Dr Francisco Lopera, the Colombian neurologist who discovered the mutation, has worked for 25 years to gain the trust and support of the families in Antioquia. He believes his research is significant.
“The families know that if they get involved in disease research here, they are contributing globally. They not only do it in order to find a solution for their problem, but also to help other people,” Dr Lopera says.
Because there is no predictive test for the common form of the disease, drugs are only given once symptoms are apparent but by then damage to the brain may be irreversible. Yet in Colombia a simple genetic test can reveal exactly which family members will develop the disease, decades before it strikes.
“This gives us an incredible window of opportunity to look at the very early stages of this disorder,” says Dr Adrian Ivinson, who coordinates Alzheimer’s research at Harvard University in the United States. He went to Colombia to see for himself the potential these families have to help researchers shed new light on the disease.
“It gives us an opportunity to try any future medications, any future drugs in a person whose brain is not so badly damaged,” he continued.

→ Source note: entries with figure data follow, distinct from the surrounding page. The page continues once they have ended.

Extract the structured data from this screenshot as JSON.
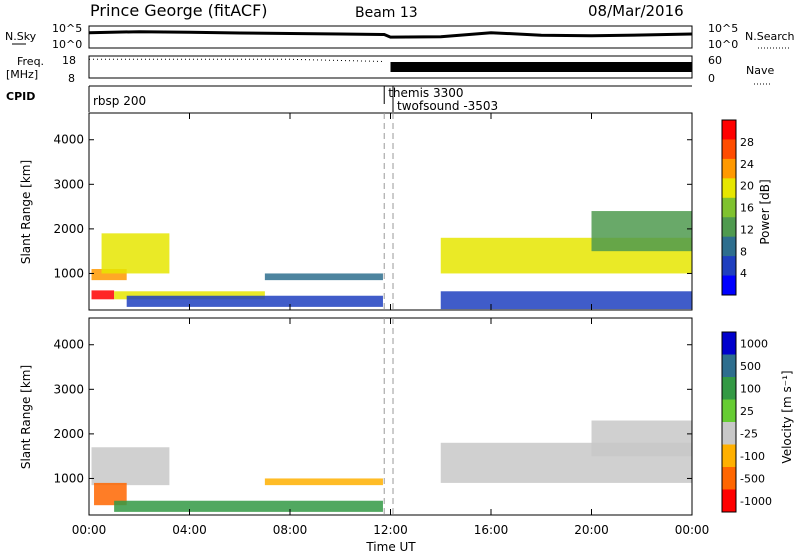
{
  "header": {
    "station": "Prince George (fitACF)",
    "beam": "Beam 13",
    "date": "08/Mar/2016"
  },
  "colors": {
    "power_scale": [
      "#0000ff",
      "#1f3fbf",
      "#2e6e8e",
      "#4f9a4f",
      "#7fc22f",
      "#e6e600",
      "#ff9900",
      "#ff4c00",
      "#ff0000"
    ],
    "velocity_scale": [
      "#ff0000",
      "#ff6600",
      "#ffb000",
      "#c8c8c8",
      "#66cc33",
      "#339944",
      "#2e6e8e",
      "#0000cc"
    ]
  },
  "chart_data": [
    {
      "id": "nsky-nsearch",
      "type": "line",
      "ylabel_left": "N.Sky",
      "ylabel_right": "N.Search",
      "yticks": [
        "10^5",
        "10^0"
      ],
      "yscale": "log",
      "series": [
        {
          "x": [
            0,
            2,
            4,
            6,
            8,
            10,
            11.75,
            12,
            14,
            16,
            18,
            20,
            22,
            24
          ],
          "y": [
            3000,
            5000,
            4000,
            2500,
            2000,
            1500,
            1200,
            300,
            350,
            3000,
            800,
            600,
            900,
            1500
          ]
        }
      ]
    },
    {
      "id": "freq-nave",
      "type": "line",
      "ylabel_left": "Freq.",
      "ylabel_left_unit": "[MHz]",
      "ylabel_right": "Nave",
      "yticks_left": [
        "18",
        "8"
      ],
      "yticks_right": [
        "60",
        "0"
      ],
      "series": [
        {
          "x": [
            0,
            4,
            8,
            11.75
          ],
          "y": [
            16.5,
            16.5,
            16.5,
            15.5
          ]
        },
        {
          "x": [
            12,
            24
          ],
          "y": [
            13,
            13
          ]
        }
      ]
    },
    {
      "id": "cpid",
      "type": "table",
      "label": "CPID",
      "entries": [
        {
          "start": 0,
          "name": "rbsp",
          "cpid": "200"
        },
        {
          "start": 11.75,
          "name": "themis",
          "cpid": "3300"
        },
        {
          "start": 12.1,
          "name": "twofsound",
          "cpid": "-3503"
        }
      ]
    },
    {
      "id": "power",
      "type": "heatmap",
      "ylabel": "Slant Range [km]",
      "ylim": [
        180,
        4600
      ],
      "yticks": [
        1000,
        2000,
        3000,
        4000
      ],
      "xlim": [
        0,
        24
      ],
      "colorbar": {
        "label": "Power [dB]",
        "ticks": [
          4,
          8,
          12,
          16,
          20,
          24,
          28
        ],
        "range": [
          0,
          32
        ]
      },
      "bands": [
        {
          "t0": 0.1,
          "t1": 1.5,
          "r0": 850,
          "r1": 1100,
          "value": 22
        },
        {
          "t0": 0.5,
          "t1": 3.2,
          "r0": 1000,
          "r1": 1900,
          "value": 18
        },
        {
          "t0": 0.1,
          "t1": 1.0,
          "r0": 420,
          "r1": 620,
          "value": 30
        },
        {
          "t0": 1.0,
          "t1": 7.0,
          "r0": 420,
          "r1": 600,
          "value": 20
        },
        {
          "t0": 7.0,
          "t1": 11.7,
          "r0": 850,
          "r1": 1000,
          "value": 8
        },
        {
          "t0": 1.5,
          "t1": 11.7,
          "r0": 250,
          "r1": 500,
          "value": 5
        },
        {
          "t0": 14.0,
          "t1": 24.0,
          "r0": 1000,
          "r1": 1800,
          "value": 20
        },
        {
          "t0": 20.0,
          "t1": 24.0,
          "r0": 1500,
          "r1": 2400,
          "value": 14
        },
        {
          "t0": 14.0,
          "t1": 24.0,
          "r0": 200,
          "r1": 600,
          "value": 4
        }
      ]
    },
    {
      "id": "velocity",
      "type": "heatmap",
      "xlabel": "Time UT",
      "xticks": [
        "00:00",
        "04:00",
        "08:00",
        "12:00",
        "16:00",
        "20:00",
        "00:00"
      ],
      "xlim": [
        0,
        24
      ],
      "ylabel": "Slant Range [km]",
      "ylim": [
        180,
        4600
      ],
      "yticks": [
        1000,
        2000,
        3000,
        4000
      ],
      "colorbar": {
        "label": "Velocity [m s⁻¹]",
        "ticks": [
          "1000",
          "500",
          "100",
          "25",
          "-25",
          "-100",
          "-500",
          "-1000"
        ]
      },
      "bands": [
        {
          "t0": 0.1,
          "t1": 3.2,
          "r0": 850,
          "r1": 1700,
          "value": 0
        },
        {
          "t0": 0.2,
          "t1": 1.5,
          "r0": 400,
          "r1": 900,
          "value": -150
        },
        {
          "t0": 1.0,
          "t1": 11.7,
          "r0": 250,
          "r1": 500,
          "value": 150
        },
        {
          "t0": 7.0,
          "t1": 11.7,
          "r0": 850,
          "r1": 1000,
          "value": -50
        },
        {
          "t0": 14.0,
          "t1": 24.0,
          "r0": 900,
          "r1": 1800,
          "value": 0
        },
        {
          "t0": 20.0,
          "t1": 24.0,
          "r0": 1500,
          "r1": 2300,
          "value": 0
        }
      ]
    }
  ]
}
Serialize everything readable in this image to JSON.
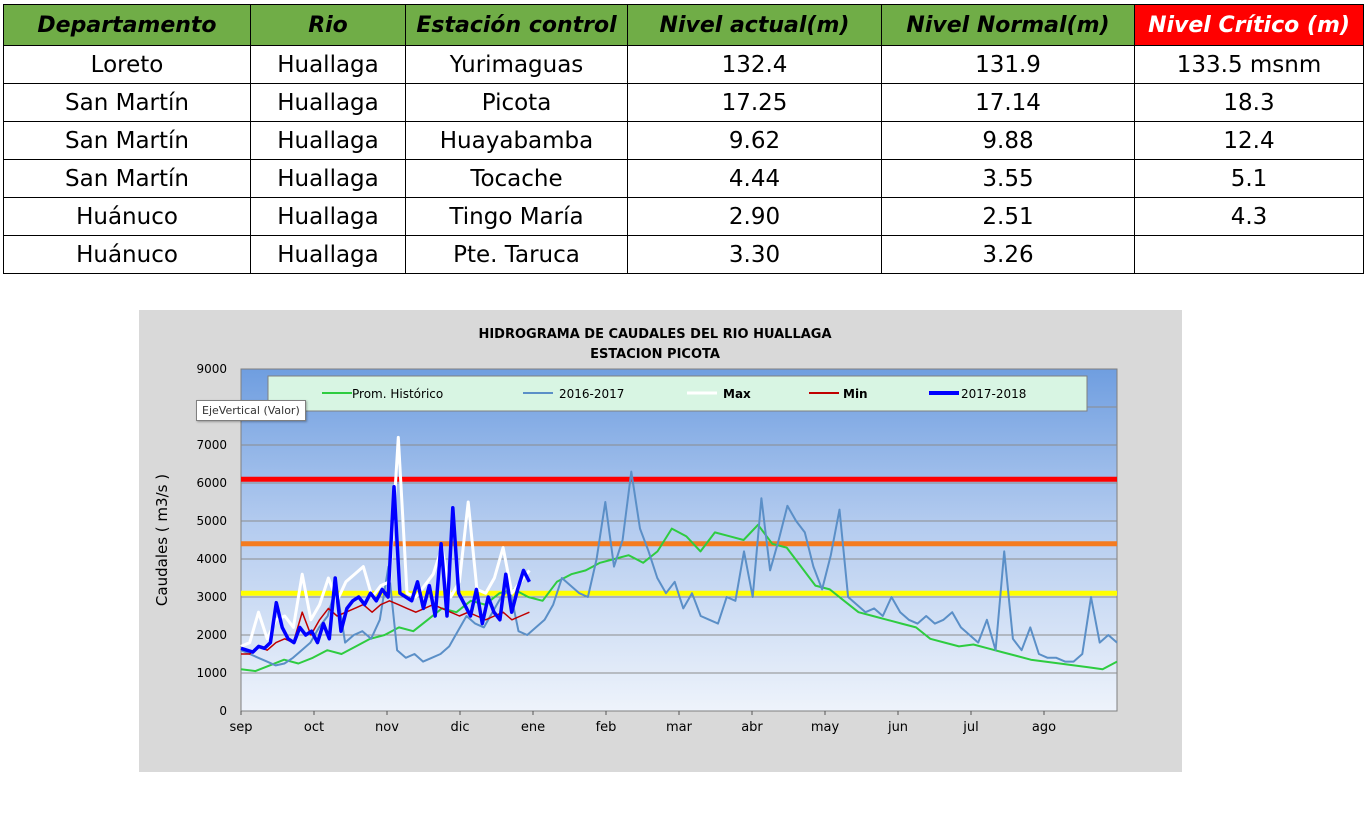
{
  "table": {
    "headers": [
      {
        "label": "Departamento"
      },
      {
        "label": "Rio"
      },
      {
        "label": "Estación control"
      },
      {
        "label": "Nivel actual(m)"
      },
      {
        "label": "Nivel Normal(m)"
      },
      {
        "label": "Nivel Crítico (m)",
        "color": "#ff0000"
      }
    ],
    "header_color": "#70ad47",
    "rows": [
      [
        "Loreto",
        "Huallaga",
        "Yurimaguas",
        "132.4",
        "131.9",
        "133.5 msnm"
      ],
      [
        "San Martín",
        "Huallaga",
        "Picota",
        "17.25",
        "17.14",
        "18.3"
      ],
      [
        "San Martín",
        "Huallaga",
        "Huayabamba",
        "9.62",
        "9.88",
        "12.4"
      ],
      [
        "San Martín",
        "Huallaga",
        "Tocache",
        "4.44",
        "3.55",
        "5.1"
      ],
      [
        "Huánuco",
        "Huallaga",
        "Tingo María",
        "2.90",
        "2.51",
        "4.3"
      ],
      [
        "Huánuco",
        "Huallaga",
        "Pte. Taruca",
        "3.30",
        "3.26",
        ""
      ]
    ]
  },
  "tooltip": "EjeVertical (Valor)",
  "chart_data": {
    "type": "line",
    "title": "HIDROGRAMA DE CAUDALES DEL RIO  HUALLAGA",
    "subtitle": "ESTACION PICOTA",
    "ylabel": "Caudales ( m3/s )",
    "xlabel": "",
    "ylim": [
      0,
      9000
    ],
    "yticks": [
      0,
      1000,
      2000,
      3000,
      4000,
      5000,
      6000,
      7000,
      8000,
      9000
    ],
    "xticks": [
      "sep",
      "oct",
      "nov",
      "dic",
      "ene",
      "feb",
      "mar",
      "abr",
      "may",
      "jun",
      "jul",
      "ago"
    ],
    "grid": true,
    "legend_position": "top",
    "thresholds": [
      {
        "value": 6100,
        "color": "#ff0000"
      },
      {
        "value": 4400,
        "color": "#f47b20"
      },
      {
        "value": 3100,
        "color": "#ffff00"
      }
    ],
    "series": [
      {
        "name": "Prom. Histórico",
        "color": "#2ecc40",
        "values": [
          1100,
          1050,
          1200,
          1350,
          1250,
          1400,
          1600,
          1500,
          1700,
          1900,
          2000,
          2200,
          2100,
          2400,
          2700,
          2600,
          2900,
          2800,
          3100,
          3200,
          3000,
          2900,
          3400,
          3600,
          3700,
          3900,
          4000,
          4100,
          3900,
          4200,
          4800,
          4600,
          4200,
          4700,
          4600,
          4500,
          4900,
          4400,
          4300,
          3800,
          3300,
          3200,
          2900,
          2600,
          2500,
          2400,
          2300,
          2200,
          1900,
          1800,
          1700,
          1750,
          1650,
          1550,
          1450,
          1350,
          1300,
          1250,
          1200,
          1150,
          1100,
          1300
        ]
      },
      {
        "name": "2016-2017",
        "color": "#5b8fc7",
        "values": [
          1600,
          1500,
          1400,
          1300,
          1200,
          1250,
          1400,
          1600,
          1800,
          2200,
          2500,
          3300,
          1800,
          2000,
          2100,
          1900,
          2400,
          3800,
          1600,
          1400,
          1500,
          1300,
          1400,
          1500,
          1700,
          2100,
          2500,
          2300,
          2200,
          2600,
          3000,
          3200,
          2100,
          2000,
          2200,
          2400,
          2800,
          3500,
          3300,
          3100,
          3000,
          4000,
          5500,
          3800,
          4500,
          6300,
          4800,
          4200,
          3500,
          3100,
          3400,
          2700,
          3100,
          2500,
          2400,
          2300,
          3000,
          2900,
          4200,
          3000,
          5600,
          3700,
          4500,
          5400,
          5000,
          4700,
          3800,
          3200,
          4100,
          5300,
          3000,
          2800,
          2600,
          2700,
          2500,
          3000,
          2600,
          2400,
          2300,
          2500,
          2300,
          2400,
          2600,
          2200,
          2000,
          1800,
          2400,
          1600,
          4200,
          1900,
          1600,
          2200,
          1500,
          1400,
          1400,
          1300,
          1300,
          1500,
          3000,
          1800,
          2000,
          1800
        ]
      },
      {
        "name": "Max",
        "color": "#ffffff",
        "values": [
          1700,
          1800,
          2600,
          1900,
          2400,
          2500,
          2200,
          3600,
          2400,
          2800,
          3500,
          2900,
          3400,
          3600,
          3800,
          3000,
          3300,
          3400,
          7200,
          3100,
          3000,
          3300,
          3600,
          4300,
          3000,
          3400,
          5500,
          3200,
          3100,
          3500,
          4300,
          3100,
          3400,
          3700
        ]
      },
      {
        "name": "Min",
        "color": "#c00000",
        "values": [
          1500,
          1500,
          1700,
          1600,
          1800,
          1900,
          1800,
          2600,
          2000,
          2400,
          2700,
          2500,
          2600,
          2700,
          2800,
          2600,
          2800,
          2900,
          2800,
          2700,
          2600,
          2700,
          2800,
          2700,
          2600,
          2500,
          2600,
          2500,
          2400,
          2500,
          2600,
          2400,
          2500,
          2600
        ]
      },
      {
        "name": "2017-2018",
        "color": "#0000ff",
        "values": [
          1650,
          1600,
          1550,
          1700,
          1650,
          1800,
          2850,
          2200,
          1900,
          1800,
          2200,
          2000,
          2100,
          1800,
          2300,
          1900,
          3500,
          2100,
          2700,
          2900,
          3000,
          2800,
          3100,
          2900,
          3200,
          3000,
          5900,
          3100,
          3000,
          2900,
          3400,
          2700,
          3300,
          2500,
          4400,
          2500,
          5350,
          3100,
          2800,
          2500,
          3200,
          2300,
          3000,
          2600,
          2400,
          3600,
          2600,
          3200,
          3700,
          3400
        ]
      }
    ]
  }
}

Five years is too early for us to expect a cure for the disease, but it is possible that in five years it could be delayed. Dr Lopera
While research continues into new drugs, Dr Lopera and his colleagues are about to embark on the first clinical trial aimed at preventing Alzheimer’s. In collaboration with two other US institutions and an as-yet undisclosed drug company, they plan to give an existing Alzheimers drug to 300 family members. Though the drug failed in trials to slow, or reverse existing Alzheimers the hope is it might work to prevent, or delay the disease developing in the individuals with the mutation.
“It is probable that five years is too early for us to expect a cure for the disease, but it is possible that in five years there might be interesting treatments that will delay the disease. And, in the medium term, it may be possible to find a cure, I don’t know how long it will take, but that is the hope we have,” Dr Lopera concludes.
In all probability the cure is a long way off. But the contribution these families have already made could lead to major advances in understanding Alzheimer’s. Anything that delays the progression of the disease, will improve the lives of future generations here. And any development would also benefit the one in ten of us that have a chance of developing Alzheimer’s in our lifetime.